Citrix Under Fire Hackers Race to Exploit Flaws Using AI-Powered Tool
Cybercriminals are wasting no time exploiting the latest Citrix vulnerabilities. Reports indicate attackers are already attempting to weaponize HexStrike AI, a recently unveiled offensive security tool, to target these newly disclosed weaknesses.

It looks like cybercriminals are already trying to twist a new AI-powered security tool, called HexStrike AI, to their advantage. They're reportedly using it to exploit recently revealed security holes.
So, what is HexStrike AI? According to its website, it's an AI platform designed to automate the process of finding vulnerabilities. The idea is to help security teams with "red teaming," bug bounty programs, and CTF (capture the flag) competitions.
The platform, which is open-source and hosted on GitHub, integrates with a massive range of security tools – over 150! It aims to streamline everything from network reconnaissance to web application security testing and even cloud security. Plus, it boasts specialized AI agents tailored for things like finding vulnerabilities, developing exploits, and figuring out attack strategies.
But here's the catch. A recent report from Check Point suggests that bad actors are actively trying to weaponize HexStrike AI to exploit vulnerabilities. That's right, a tool meant to *strengthen* security is potentially being used to *break* it.
"This marks a pivotal moment," said Check Point. "A tool designed to strengthen defenses has been claimed to be rapidly repurposed into an engine for exploitation...driving real-world attacks."

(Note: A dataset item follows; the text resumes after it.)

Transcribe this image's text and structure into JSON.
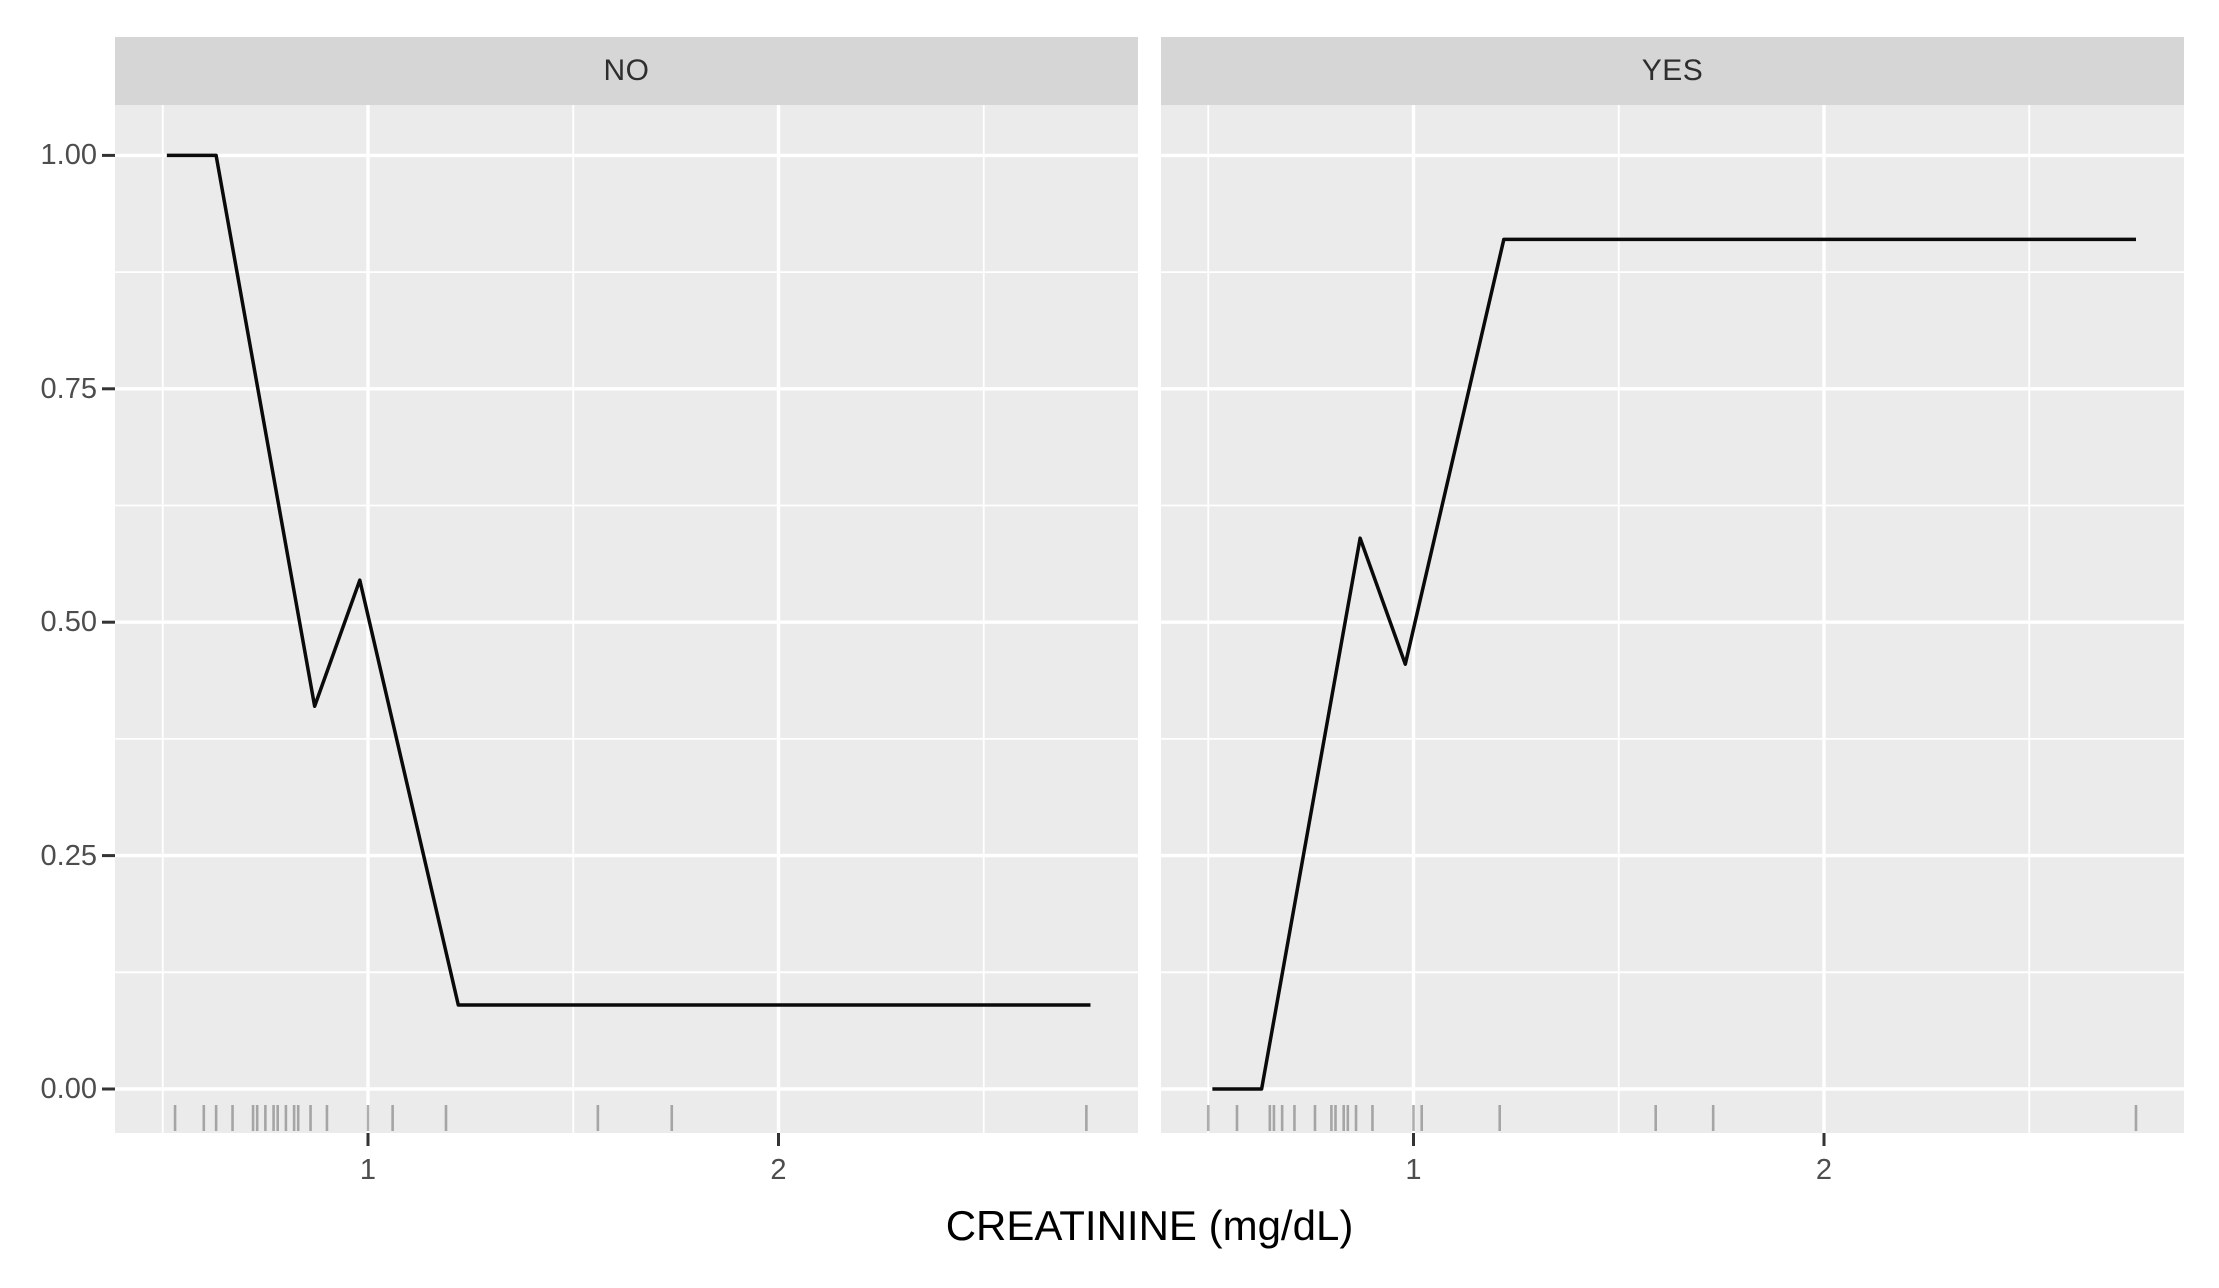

Apparently, discussions on darknet forums indicate that some cybercriminals are already claiming success in using HexStrike AI to exploit three security flaws disclosed by Citrix last week. Worse, they're even identifying potentially vulnerable NetScaler instances and selling access to them to other criminals!

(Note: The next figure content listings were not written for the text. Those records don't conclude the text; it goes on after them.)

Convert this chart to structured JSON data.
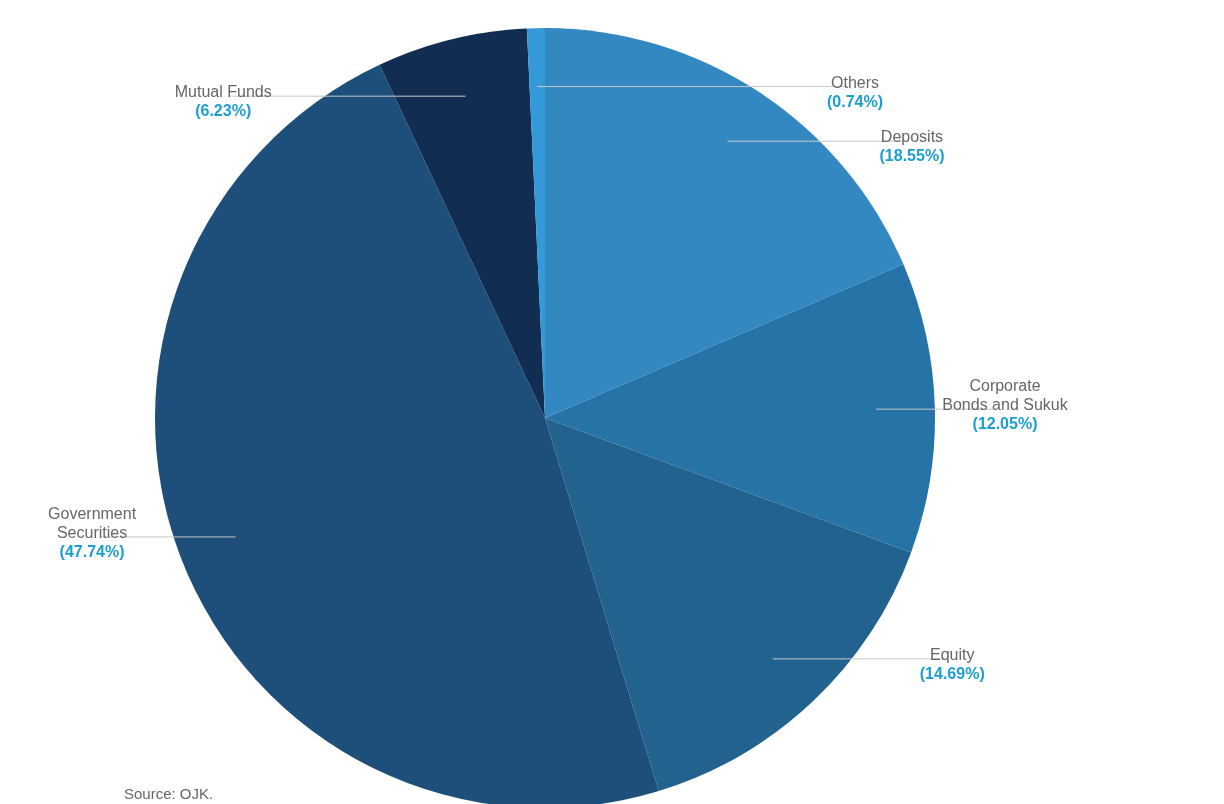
{
  "chart_data": {
    "type": "pie",
    "categories": [
      "Deposits",
      "Corporate Bonds and Sukuk",
      "Equity",
      "Government Securities",
      "Mutual Funds",
      "Others"
    ],
    "values": [
      18.55,
      12.05,
      14.69,
      47.74,
      6.23,
      0.74
    ],
    "value_labels": [
      "(18.55%)",
      "(12.05%)",
      "(14.69%)",
      "(47.74%)",
      "(6.23%)",
      "(0.74%)"
    ],
    "colors": [
      "#3388c2",
      "#2673a7",
      "#22628f",
      "#1e4f7a",
      "#112d52",
      "#3399d9"
    ],
    "annotations": [
      "Source: OJK."
    ]
  }
}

The implications are pretty serious. Check Point warns that this kind of malicious use shrinks the window of opportunity to patch systems after a vulnerability is disclosed. It also automates and speeds up the entire exploitation process.
According to Check Point, this automation also removes some of the manual effort required for exploits, and allows for attempts to be retried until a successful outcome is achieved. This ultimately increases the "overall exploitation yield."

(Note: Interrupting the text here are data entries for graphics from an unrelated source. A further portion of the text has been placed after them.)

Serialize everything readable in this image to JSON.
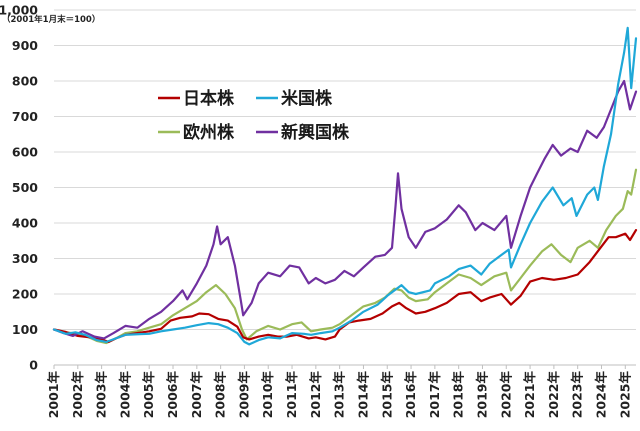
{
  "chart_data": {
    "type": "line",
    "unit_note": "（2001年1月末＝100）",
    "ylim": [
      0,
      1000
    ],
    "y_ticks": [
      "0",
      "100",
      "200",
      "300",
      "400",
      "500",
      "600",
      "700",
      "800",
      "900",
      "1,000"
    ],
    "x_ticks": [
      "2001年",
      "2002年",
      "2003年",
      "2004年",
      "2005年",
      "2006年",
      "2007年",
      "2008年",
      "2009年",
      "2010年",
      "2011年",
      "2012年",
      "2013年",
      "2014年",
      "2015年",
      "2016年",
      "2017年",
      "2018年",
      "2019年",
      "2020年",
      "2021年",
      "2022年",
      "2023年",
      "2024年",
      "2025年"
    ],
    "xlim": [
      2001.0,
      2025.45
    ],
    "grid": "horizontal",
    "legend": "top-left",
    "series": [
      {
        "name": "日本株",
        "color": "#b40000",
        "points": [
          [
            2001.0,
            100
          ],
          [
            2001.5,
            93
          ],
          [
            2002.0,
            82
          ],
          [
            2002.5,
            78
          ],
          [
            2003.0,
            72
          ],
          [
            2003.3,
            65
          ],
          [
            2003.6,
            75
          ],
          [
            2004.0,
            85
          ],
          [
            2004.5,
            90
          ],
          [
            2005.0,
            95
          ],
          [
            2005.5,
            102
          ],
          [
            2005.9,
            125
          ],
          [
            2006.3,
            133
          ],
          [
            2006.8,
            137
          ],
          [
            2007.1,
            145
          ],
          [
            2007.5,
            143
          ],
          [
            2007.9,
            130
          ],
          [
            2008.3,
            125
          ],
          [
            2008.7,
            108
          ],
          [
            2008.95,
            78
          ],
          [
            2009.2,
            72
          ],
          [
            2009.6,
            80
          ],
          [
            2010.0,
            85
          ],
          [
            2010.4,
            80
          ],
          [
            2010.8,
            80
          ],
          [
            2011.2,
            85
          ],
          [
            2011.7,
            75
          ],
          [
            2012.0,
            78
          ],
          [
            2012.4,
            72
          ],
          [
            2012.8,
            80
          ],
          [
            2013.0,
            100
          ],
          [
            2013.4,
            120
          ],
          [
            2013.8,
            125
          ],
          [
            2014.3,
            130
          ],
          [
            2014.8,
            145
          ],
          [
            2015.2,
            165
          ],
          [
            2015.5,
            175
          ],
          [
            2015.8,
            160
          ],
          [
            2016.2,
            145
          ],
          [
            2016.6,
            150
          ],
          [
            2017.0,
            160
          ],
          [
            2017.5,
            175
          ],
          [
            2018.0,
            200
          ],
          [
            2018.5,
            205
          ],
          [
            2018.95,
            180
          ],
          [
            2019.3,
            190
          ],
          [
            2019.8,
            200
          ],
          [
            2020.2,
            170
          ],
          [
            2020.6,
            195
          ],
          [
            2021.0,
            235
          ],
          [
            2021.5,
            245
          ],
          [
            2022.0,
            240
          ],
          [
            2022.5,
            245
          ],
          [
            2023.0,
            255
          ],
          [
            2023.5,
            290
          ],
          [
            2023.9,
            325
          ],
          [
            2024.3,
            360
          ],
          [
            2024.6,
            360
          ],
          [
            2025.0,
            370
          ],
          [
            2025.2,
            352
          ],
          [
            2025.45,
            380
          ]
        ]
      },
      {
        "name": "米国株",
        "color": "#1fa8d8",
        "points": [
          [
            2001.0,
            100
          ],
          [
            2001.5,
            88
          ],
          [
            2001.9,
            92
          ],
          [
            2002.3,
            85
          ],
          [
            2002.8,
            70
          ],
          [
            2003.2,
            65
          ],
          [
            2003.6,
            75
          ],
          [
            2004.0,
            85
          ],
          [
            2004.6,
            87
          ],
          [
            2005.0,
            88
          ],
          [
            2005.5,
            95
          ],
          [
            2006.0,
            100
          ],
          [
            2006.5,
            105
          ],
          [
            2007.0,
            112
          ],
          [
            2007.5,
            118
          ],
          [
            2007.9,
            115
          ],
          [
            2008.3,
            105
          ],
          [
            2008.7,
            90
          ],
          [
            2009.0,
            65
          ],
          [
            2009.2,
            58
          ],
          [
            2009.6,
            70
          ],
          [
            2010.0,
            78
          ],
          [
            2010.5,
            75
          ],
          [
            2011.0,
            90
          ],
          [
            2011.5,
            88
          ],
          [
            2011.8,
            85
          ],
          [
            2012.2,
            90
          ],
          [
            2012.7,
            95
          ],
          [
            2013.0,
            105
          ],
          [
            2013.5,
            125
          ],
          [
            2014.0,
            150
          ],
          [
            2014.6,
            170
          ],
          [
            2015.0,
            195
          ],
          [
            2015.6,
            225
          ],
          [
            2015.9,
            205
          ],
          [
            2016.2,
            200
          ],
          [
            2016.8,
            210
          ],
          [
            2017.0,
            230
          ],
          [
            2017.6,
            250
          ],
          [
            2018.0,
            270
          ],
          [
            2018.5,
            280
          ],
          [
            2018.95,
            255
          ],
          [
            2019.3,
            285
          ],
          [
            2019.8,
            310
          ],
          [
            2020.1,
            325
          ],
          [
            2020.2,
            275
          ],
          [
            2020.6,
            340
          ],
          [
            2021.0,
            400
          ],
          [
            2021.5,
            460
          ],
          [
            2021.95,
            500
          ],
          [
            2022.4,
            450
          ],
          [
            2022.75,
            470
          ],
          [
            2022.95,
            420
          ],
          [
            2023.4,
            480
          ],
          [
            2023.7,
            500
          ],
          [
            2023.85,
            465
          ],
          [
            2024.1,
            560
          ],
          [
            2024.4,
            650
          ],
          [
            2024.7,
            790
          ],
          [
            2024.95,
            880
          ],
          [
            2025.1,
            950
          ],
          [
            2025.25,
            780
          ],
          [
            2025.45,
            920
          ]
        ]
      },
      {
        "name": "欧州株",
        "color": "#9bbb59",
        "points": [
          [
            2001.0,
            100
          ],
          [
            2001.5,
            92
          ],
          [
            2002.0,
            88
          ],
          [
            2002.4,
            80
          ],
          [
            2002.8,
            68
          ],
          [
            2003.2,
            62
          ],
          [
            2003.6,
            75
          ],
          [
            2004.0,
            90
          ],
          [
            2004.5,
            95
          ],
          [
            2005.0,
            105
          ],
          [
            2005.5,
            115
          ],
          [
            2006.0,
            140
          ],
          [
            2006.5,
            160
          ],
          [
            2007.0,
            180
          ],
          [
            2007.4,
            205
          ],
          [
            2007.8,
            225
          ],
          [
            2008.2,
            200
          ],
          [
            2008.6,
            160
          ],
          [
            2008.9,
            100
          ],
          [
            2009.1,
            72
          ],
          [
            2009.5,
            95
          ],
          [
            2010.0,
            110
          ],
          [
            2010.5,
            100
          ],
          [
            2011.0,
            115
          ],
          [
            2011.4,
            120
          ],
          [
            2011.8,
            95
          ],
          [
            2012.2,
            100
          ],
          [
            2012.7,
            105
          ],
          [
            2013.0,
            115
          ],
          [
            2013.5,
            140
          ],
          [
            2014.0,
            165
          ],
          [
            2014.5,
            175
          ],
          [
            2014.9,
            190
          ],
          [
            2015.3,
            215
          ],
          [
            2015.6,
            210
          ],
          [
            2015.9,
            190
          ],
          [
            2016.2,
            180
          ],
          [
            2016.7,
            185
          ],
          [
            2017.0,
            205
          ],
          [
            2017.6,
            235
          ],
          [
            2018.0,
            255
          ],
          [
            2018.5,
            245
          ],
          [
            2018.95,
            225
          ],
          [
            2019.5,
            250
          ],
          [
            2020.0,
            260
          ],
          [
            2020.2,
            210
          ],
          [
            2020.6,
            245
          ],
          [
            2021.0,
            280
          ],
          [
            2021.5,
            320
          ],
          [
            2021.9,
            340
          ],
          [
            2022.3,
            310
          ],
          [
            2022.7,
            290
          ],
          [
            2023.0,
            330
          ],
          [
            2023.5,
            350
          ],
          [
            2023.85,
            330
          ],
          [
            2024.2,
            380
          ],
          [
            2024.6,
            420
          ],
          [
            2024.9,
            440
          ],
          [
            2025.1,
            490
          ],
          [
            2025.25,
            480
          ],
          [
            2025.45,
            550
          ]
        ]
      },
      {
        "name": "新興国株",
        "color": "#7030a0",
        "points": [
          [
            2001.0,
            100
          ],
          [
            2001.4,
            90
          ],
          [
            2001.8,
            82
          ],
          [
            2002.2,
            95
          ],
          [
            2002.7,
            80
          ],
          [
            2003.1,
            75
          ],
          [
            2003.5,
            90
          ],
          [
            2004.0,
            110
          ],
          [
            2004.5,
            105
          ],
          [
            2005.0,
            130
          ],
          [
            2005.5,
            150
          ],
          [
            2006.0,
            180
          ],
          [
            2006.4,
            210
          ],
          [
            2006.6,
            185
          ],
          [
            2007.0,
            230
          ],
          [
            2007.4,
            280
          ],
          [
            2007.7,
            340
          ],
          [
            2007.85,
            390
          ],
          [
            2008.0,
            340
          ],
          [
            2008.3,
            360
          ],
          [
            2008.6,
            280
          ],
          [
            2008.85,
            180
          ],
          [
            2008.95,
            140
          ],
          [
            2009.3,
            175
          ],
          [
            2009.6,
            230
          ],
          [
            2010.0,
            260
          ],
          [
            2010.5,
            250
          ],
          [
            2010.9,
            280
          ],
          [
            2011.3,
            275
          ],
          [
            2011.7,
            230
          ],
          [
            2012.0,
            245
          ],
          [
            2012.4,
            230
          ],
          [
            2012.8,
            240
          ],
          [
            2013.2,
            265
          ],
          [
            2013.6,
            250
          ],
          [
            2014.0,
            275
          ],
          [
            2014.5,
            305
          ],
          [
            2014.9,
            310
          ],
          [
            2015.2,
            330
          ],
          [
            2015.35,
            450
          ],
          [
            2015.45,
            540
          ],
          [
            2015.6,
            440
          ],
          [
            2015.9,
            360
          ],
          [
            2016.2,
            330
          ],
          [
            2016.6,
            375
          ],
          [
            2017.0,
            385
          ],
          [
            2017.5,
            410
          ],
          [
            2018.0,
            450
          ],
          [
            2018.3,
            430
          ],
          [
            2018.7,
            380
          ],
          [
            2019.0,
            400
          ],
          [
            2019.5,
            380
          ],
          [
            2020.0,
            420
          ],
          [
            2020.2,
            330
          ],
          [
            2020.6,
            420
          ],
          [
            2021.0,
            500
          ],
          [
            2021.3,
            540
          ],
          [
            2021.6,
            580
          ],
          [
            2021.95,
            620
          ],
          [
            2022.3,
            590
          ],
          [
            2022.7,
            610
          ],
          [
            2023.0,
            600
          ],
          [
            2023.4,
            660
          ],
          [
            2023.8,
            640
          ],
          [
            2024.1,
            670
          ],
          [
            2024.4,
            720
          ],
          [
            2024.7,
            770
          ],
          [
            2024.95,
            800
          ],
          [
            2025.2,
            720
          ],
          [
            2025.45,
            770
          ]
        ]
      }
    ]
  }
}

Their recommendation? "The immediate priority is clear: patch and harden affected systems." They also warn that "Hexstrike AI represents a broader paradigm shift, where AI orchestration will increasingly be used to weaponize vulnerabilities quickly and at scale."
And it's not just HexStrike AI. Researchers from Alias Robotics and Oracle Corporation recently published a study highlighting the dangers of AI-powered cybersecurity agents like PentestGPT. Their concern? These tools are vulnerable to "prompt injection" attacks, where hidden instructions can effectively turn them *into* cyber weapons.
Researchers Víctor Mayoral-Vilches and Per Mannermaa Rynning said that "the hunter becomes the hunted, the security tool becomes an attack vector, and what started as a penetration test ends with the attacker gaining shell access to the tester's infrastructure."
Their conclusion is blunt: "Current LLM-based security agents are fundamentally unsafe for deployment in adversarial environments without comprehensive defensive measures."